NOW's largest competitor in the Help Desk vertical, BMC (BMC), reported its own set of financial results on Monday, January 28th. Though BMC printed weak numbers overall, management commentary indicated that BMC sees increasing strength in its Remedy (On-premise) and RemedyForce ((SAAS)) products. BMC's SaaS customer base grew from 475 on September 31st to 550 at year-end (BMC FQ3 2012 Call). BMC's 16% sequential SaaS growth in the fourth quarter was higher than the 12% growth in NOW's customer base over the same period.
Beyond these fundamental headwinds, lock-up expirations unfold over the next few weeks. This Friday (tomorrow), 42.7m shares will be available for sale by NOW's founders and venture capital investors. According to Bloomberg, NOW's current float (the shares traded on the public markets) is only 36.3m, meaning that the float could more than double as these shares are sold on the public markets. This lock-up expiration will be compounded by another one on February 13th. On that date, 47.5m shares will be available for sale, which cumulatively adds 90.2m shares into the potential float.
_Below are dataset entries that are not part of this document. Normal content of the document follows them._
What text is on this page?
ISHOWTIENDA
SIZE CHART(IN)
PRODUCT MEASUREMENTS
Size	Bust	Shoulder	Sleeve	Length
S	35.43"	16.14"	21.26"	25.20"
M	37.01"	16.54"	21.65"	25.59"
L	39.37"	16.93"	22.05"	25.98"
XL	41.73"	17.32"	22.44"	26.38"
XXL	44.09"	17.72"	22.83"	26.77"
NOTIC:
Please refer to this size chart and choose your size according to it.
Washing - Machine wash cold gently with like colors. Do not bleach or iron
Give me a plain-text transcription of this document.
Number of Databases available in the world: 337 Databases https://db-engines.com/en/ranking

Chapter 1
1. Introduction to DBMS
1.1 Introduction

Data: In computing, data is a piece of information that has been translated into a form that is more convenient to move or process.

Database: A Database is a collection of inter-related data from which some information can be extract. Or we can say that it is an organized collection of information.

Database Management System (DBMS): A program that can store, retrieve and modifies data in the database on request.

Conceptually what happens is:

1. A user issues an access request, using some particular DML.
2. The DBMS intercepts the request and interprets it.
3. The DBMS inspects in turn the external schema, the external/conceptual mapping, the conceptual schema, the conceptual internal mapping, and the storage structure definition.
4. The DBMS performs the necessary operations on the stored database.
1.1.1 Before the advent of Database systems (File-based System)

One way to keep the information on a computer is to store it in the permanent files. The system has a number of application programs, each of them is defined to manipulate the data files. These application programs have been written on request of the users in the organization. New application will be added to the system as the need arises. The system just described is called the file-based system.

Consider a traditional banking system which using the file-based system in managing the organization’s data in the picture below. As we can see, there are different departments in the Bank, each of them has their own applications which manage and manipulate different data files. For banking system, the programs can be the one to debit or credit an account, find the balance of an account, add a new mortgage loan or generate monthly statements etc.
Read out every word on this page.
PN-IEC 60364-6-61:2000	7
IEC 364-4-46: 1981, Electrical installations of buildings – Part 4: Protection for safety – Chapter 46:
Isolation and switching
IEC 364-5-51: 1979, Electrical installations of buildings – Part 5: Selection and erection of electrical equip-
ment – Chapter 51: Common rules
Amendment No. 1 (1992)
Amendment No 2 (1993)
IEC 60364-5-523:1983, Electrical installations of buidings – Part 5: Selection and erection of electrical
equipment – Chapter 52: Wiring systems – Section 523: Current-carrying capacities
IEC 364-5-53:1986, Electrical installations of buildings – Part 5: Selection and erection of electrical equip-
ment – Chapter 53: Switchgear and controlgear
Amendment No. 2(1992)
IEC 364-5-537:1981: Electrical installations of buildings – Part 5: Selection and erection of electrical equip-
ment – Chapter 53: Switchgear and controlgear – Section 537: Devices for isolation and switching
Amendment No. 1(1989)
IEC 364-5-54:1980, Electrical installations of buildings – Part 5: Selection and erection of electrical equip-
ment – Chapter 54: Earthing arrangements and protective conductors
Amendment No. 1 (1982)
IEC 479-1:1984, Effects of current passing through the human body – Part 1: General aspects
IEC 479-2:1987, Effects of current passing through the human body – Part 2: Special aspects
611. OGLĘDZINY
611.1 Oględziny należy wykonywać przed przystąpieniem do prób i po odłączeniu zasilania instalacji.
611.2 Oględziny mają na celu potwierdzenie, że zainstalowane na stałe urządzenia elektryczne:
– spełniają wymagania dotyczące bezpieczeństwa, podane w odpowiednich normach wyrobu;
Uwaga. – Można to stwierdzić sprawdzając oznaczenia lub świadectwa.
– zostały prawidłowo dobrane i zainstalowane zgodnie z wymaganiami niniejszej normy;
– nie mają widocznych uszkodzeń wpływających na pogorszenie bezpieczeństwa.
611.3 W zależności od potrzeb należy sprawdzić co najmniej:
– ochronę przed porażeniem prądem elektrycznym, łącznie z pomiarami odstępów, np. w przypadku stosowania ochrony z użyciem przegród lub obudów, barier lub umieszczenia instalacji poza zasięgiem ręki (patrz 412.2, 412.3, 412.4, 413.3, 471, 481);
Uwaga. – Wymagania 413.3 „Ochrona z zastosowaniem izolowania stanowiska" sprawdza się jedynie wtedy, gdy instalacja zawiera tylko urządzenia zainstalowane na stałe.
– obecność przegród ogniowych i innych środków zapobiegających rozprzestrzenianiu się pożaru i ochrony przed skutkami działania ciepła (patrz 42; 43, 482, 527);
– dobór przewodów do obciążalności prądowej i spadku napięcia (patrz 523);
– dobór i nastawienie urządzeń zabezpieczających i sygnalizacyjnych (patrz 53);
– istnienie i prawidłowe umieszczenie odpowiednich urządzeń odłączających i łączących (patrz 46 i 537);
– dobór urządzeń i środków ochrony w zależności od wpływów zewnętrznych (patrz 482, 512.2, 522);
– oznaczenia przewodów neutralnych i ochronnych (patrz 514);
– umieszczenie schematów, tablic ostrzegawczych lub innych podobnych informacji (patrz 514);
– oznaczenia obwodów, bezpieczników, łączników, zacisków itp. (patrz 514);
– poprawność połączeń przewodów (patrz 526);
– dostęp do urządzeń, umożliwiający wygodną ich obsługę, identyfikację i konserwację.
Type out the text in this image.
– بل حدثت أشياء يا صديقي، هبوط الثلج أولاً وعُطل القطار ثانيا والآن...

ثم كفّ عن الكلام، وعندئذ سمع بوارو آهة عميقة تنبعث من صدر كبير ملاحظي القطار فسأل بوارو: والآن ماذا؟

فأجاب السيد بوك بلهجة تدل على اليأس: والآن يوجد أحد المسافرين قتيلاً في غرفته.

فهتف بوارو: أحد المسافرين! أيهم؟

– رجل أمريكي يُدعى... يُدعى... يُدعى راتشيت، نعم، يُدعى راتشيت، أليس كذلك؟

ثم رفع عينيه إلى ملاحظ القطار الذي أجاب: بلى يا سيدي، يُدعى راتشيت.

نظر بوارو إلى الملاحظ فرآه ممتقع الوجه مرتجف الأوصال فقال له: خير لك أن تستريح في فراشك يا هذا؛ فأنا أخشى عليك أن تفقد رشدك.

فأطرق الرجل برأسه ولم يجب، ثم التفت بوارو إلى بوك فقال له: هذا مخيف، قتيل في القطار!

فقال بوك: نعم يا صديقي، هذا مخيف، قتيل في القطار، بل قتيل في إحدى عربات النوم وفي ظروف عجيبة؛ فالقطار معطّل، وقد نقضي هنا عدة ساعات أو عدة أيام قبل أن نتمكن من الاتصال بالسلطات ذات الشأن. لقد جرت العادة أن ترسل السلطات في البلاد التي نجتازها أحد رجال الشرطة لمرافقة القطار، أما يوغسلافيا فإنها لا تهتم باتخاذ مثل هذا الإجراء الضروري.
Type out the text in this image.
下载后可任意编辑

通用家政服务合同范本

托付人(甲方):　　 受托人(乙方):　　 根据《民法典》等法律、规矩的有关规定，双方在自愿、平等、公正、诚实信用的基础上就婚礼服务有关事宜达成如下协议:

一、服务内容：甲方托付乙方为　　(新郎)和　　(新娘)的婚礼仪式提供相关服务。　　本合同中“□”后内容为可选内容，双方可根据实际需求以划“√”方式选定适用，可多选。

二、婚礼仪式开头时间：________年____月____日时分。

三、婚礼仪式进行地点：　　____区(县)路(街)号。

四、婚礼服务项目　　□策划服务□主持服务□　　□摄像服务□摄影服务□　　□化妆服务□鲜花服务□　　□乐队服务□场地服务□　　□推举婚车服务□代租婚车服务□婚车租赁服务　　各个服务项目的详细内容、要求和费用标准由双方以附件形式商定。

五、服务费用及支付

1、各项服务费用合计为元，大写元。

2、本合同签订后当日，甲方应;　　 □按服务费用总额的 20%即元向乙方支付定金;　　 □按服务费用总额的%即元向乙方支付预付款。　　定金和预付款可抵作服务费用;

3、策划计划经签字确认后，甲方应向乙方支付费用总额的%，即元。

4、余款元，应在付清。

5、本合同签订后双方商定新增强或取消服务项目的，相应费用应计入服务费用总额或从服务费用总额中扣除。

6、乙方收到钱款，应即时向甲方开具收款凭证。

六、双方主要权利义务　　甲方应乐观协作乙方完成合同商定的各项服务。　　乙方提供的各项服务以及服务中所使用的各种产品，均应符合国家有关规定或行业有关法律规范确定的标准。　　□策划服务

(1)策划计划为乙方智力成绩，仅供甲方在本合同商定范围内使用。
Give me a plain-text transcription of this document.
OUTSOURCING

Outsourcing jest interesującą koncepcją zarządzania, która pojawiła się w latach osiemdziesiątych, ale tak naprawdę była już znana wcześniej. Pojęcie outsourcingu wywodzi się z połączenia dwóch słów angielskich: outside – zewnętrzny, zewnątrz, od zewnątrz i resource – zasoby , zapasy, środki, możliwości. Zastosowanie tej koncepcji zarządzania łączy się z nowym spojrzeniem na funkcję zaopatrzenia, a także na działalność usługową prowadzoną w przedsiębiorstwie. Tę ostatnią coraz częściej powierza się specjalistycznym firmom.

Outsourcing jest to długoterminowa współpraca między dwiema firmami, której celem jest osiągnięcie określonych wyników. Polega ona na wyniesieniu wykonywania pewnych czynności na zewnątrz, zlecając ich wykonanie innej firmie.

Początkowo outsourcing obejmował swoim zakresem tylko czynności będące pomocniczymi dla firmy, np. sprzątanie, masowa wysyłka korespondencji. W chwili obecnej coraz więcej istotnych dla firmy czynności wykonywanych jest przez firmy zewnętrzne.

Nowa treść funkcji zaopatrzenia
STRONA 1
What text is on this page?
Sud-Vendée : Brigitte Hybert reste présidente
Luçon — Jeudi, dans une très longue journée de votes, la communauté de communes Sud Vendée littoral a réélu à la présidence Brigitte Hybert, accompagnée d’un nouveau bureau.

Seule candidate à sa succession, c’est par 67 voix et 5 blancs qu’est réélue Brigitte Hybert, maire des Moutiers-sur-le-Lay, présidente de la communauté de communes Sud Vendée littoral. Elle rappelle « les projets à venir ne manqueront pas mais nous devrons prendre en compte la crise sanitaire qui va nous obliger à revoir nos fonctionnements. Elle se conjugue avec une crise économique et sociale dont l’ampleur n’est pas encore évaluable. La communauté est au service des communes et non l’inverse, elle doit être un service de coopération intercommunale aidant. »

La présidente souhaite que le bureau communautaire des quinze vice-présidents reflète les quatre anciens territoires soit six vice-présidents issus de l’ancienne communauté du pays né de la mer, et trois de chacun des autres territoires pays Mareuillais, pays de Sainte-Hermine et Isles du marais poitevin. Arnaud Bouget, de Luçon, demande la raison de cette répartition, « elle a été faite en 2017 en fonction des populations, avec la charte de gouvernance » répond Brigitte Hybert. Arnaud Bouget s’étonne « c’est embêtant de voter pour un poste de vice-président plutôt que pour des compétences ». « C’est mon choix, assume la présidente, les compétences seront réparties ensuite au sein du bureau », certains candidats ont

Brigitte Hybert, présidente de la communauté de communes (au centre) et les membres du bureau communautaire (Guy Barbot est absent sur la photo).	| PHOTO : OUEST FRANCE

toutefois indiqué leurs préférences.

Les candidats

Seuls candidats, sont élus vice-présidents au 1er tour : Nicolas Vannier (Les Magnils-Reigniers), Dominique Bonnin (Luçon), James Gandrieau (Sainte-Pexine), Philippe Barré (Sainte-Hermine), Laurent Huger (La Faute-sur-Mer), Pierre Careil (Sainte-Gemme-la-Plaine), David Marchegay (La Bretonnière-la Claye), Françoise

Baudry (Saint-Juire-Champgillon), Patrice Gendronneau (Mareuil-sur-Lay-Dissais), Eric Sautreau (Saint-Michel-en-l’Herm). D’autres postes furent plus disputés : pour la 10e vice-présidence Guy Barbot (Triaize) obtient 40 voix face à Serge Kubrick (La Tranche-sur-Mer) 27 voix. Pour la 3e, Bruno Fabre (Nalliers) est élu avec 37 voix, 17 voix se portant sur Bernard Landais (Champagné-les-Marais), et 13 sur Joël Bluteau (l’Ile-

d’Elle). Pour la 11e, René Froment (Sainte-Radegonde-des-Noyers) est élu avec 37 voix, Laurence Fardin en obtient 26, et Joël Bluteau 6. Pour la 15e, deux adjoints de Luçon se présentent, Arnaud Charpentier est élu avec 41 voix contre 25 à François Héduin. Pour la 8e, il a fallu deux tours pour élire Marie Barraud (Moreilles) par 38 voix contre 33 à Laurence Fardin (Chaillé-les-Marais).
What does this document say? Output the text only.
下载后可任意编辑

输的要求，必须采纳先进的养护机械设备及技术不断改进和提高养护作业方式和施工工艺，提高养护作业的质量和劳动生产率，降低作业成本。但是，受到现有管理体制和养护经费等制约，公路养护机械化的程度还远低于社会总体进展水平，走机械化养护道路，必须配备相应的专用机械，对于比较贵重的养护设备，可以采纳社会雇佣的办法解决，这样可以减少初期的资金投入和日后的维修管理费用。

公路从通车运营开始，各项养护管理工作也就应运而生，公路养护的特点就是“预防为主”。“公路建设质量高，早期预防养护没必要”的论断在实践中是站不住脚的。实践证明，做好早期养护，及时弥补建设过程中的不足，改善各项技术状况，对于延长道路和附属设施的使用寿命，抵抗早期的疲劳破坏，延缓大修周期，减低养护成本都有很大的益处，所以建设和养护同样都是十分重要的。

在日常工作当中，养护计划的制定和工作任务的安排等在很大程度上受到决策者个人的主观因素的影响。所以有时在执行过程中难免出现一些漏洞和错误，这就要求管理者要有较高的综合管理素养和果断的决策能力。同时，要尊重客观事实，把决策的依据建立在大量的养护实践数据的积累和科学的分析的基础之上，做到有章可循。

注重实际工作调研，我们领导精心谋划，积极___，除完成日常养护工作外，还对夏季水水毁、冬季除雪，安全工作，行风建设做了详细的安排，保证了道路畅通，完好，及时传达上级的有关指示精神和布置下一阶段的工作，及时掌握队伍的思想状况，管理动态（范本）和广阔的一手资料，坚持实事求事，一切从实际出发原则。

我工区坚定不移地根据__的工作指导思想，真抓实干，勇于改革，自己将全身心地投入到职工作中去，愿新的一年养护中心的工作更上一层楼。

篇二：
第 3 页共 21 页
ServiceNow is a stock where expectations have gotten ahead of reality. In order for any discounted cash flow or takeover analysis to justify NOW's current share price, NOW needs to continue its 2012 growth rate even as it saturates the Help Desk market. We just don't see this happening. Once sequential growth in NOW's Help Desk market begins to slow, which it invariably must given a limited market size and BMC's increased efforts, scrutiny of NOW's ancillary product lines will quickly take center stage. We remain confident that our short thesis will play out over time.
Additional disclosure: This is not a recommendation to buy or sell any investment. We may transact in the securities of NOW subsequent to publication.